The Jacobi method is a usual method to solve partial equations in HPC situations such as pollution diffuses throughout a pipe applying the Laplace’s equation for diffusion. A way to parallelise this solution when it is coded is by using the geometric decomposition with Epiphany.
From now, the serial version of the code has a runtime of 4256258 ns. We are going to use OpenMP directives to check how faster is going to be the runtime of the parallel version.
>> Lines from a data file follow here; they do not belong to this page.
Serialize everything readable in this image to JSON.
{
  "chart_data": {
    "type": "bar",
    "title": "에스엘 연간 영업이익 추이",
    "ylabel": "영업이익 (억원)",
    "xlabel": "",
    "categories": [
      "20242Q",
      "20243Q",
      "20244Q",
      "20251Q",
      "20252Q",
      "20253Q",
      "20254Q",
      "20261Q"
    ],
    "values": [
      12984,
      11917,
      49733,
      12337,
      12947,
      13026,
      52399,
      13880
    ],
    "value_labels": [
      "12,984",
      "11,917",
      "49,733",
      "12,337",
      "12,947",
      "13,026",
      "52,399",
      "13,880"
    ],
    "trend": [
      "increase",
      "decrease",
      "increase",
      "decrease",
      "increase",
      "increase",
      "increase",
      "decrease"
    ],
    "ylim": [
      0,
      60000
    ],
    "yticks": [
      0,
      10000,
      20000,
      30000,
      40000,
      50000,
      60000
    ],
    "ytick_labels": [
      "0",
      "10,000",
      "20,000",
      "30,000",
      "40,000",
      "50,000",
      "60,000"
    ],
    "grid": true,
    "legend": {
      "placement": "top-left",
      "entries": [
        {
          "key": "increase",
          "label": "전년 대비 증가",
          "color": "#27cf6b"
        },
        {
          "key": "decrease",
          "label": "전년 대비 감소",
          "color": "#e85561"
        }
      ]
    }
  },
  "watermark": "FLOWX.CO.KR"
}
Since loops provided a chance to parallel the code, we are going to use the directive above the two loops with the option collapse (2) and declare all the variables involved as private or shared. The reduction also was set to use the value of bnorm outside the parallel region.There is another parallel region defined by loops to find the value of rnorm (where the reduction was applied). The default nonce will force the declaration of private and shared variables. Notice that there is no need to put brackets after the parallel for directives.The parallel for was also applied in the jacobi iteration. In this case, it was not necessary to use the firstprivate variable which takes the previous value before entering to the loop, it can change inside the loop, and have the same value after the loop as it was entered before.Due to the race condition of threads that are running in the program, there is a swapping zone that ought to be controlled by an OpenMP directive one by one. It is possible to achieve this with the single directive to block other threads job while one is executed.* The program was run with 16 threads (export OMP_NUM_THREADS=16) and different schedules were set such as schedule(static), schedule(static,4), schedule(dynamic), schedule(dynamic,4) with the respective runtimes. Finding the lowest runtime with the static schedule: 431520 ns.
The parallel version then turned to be 10 times faster than the serial version!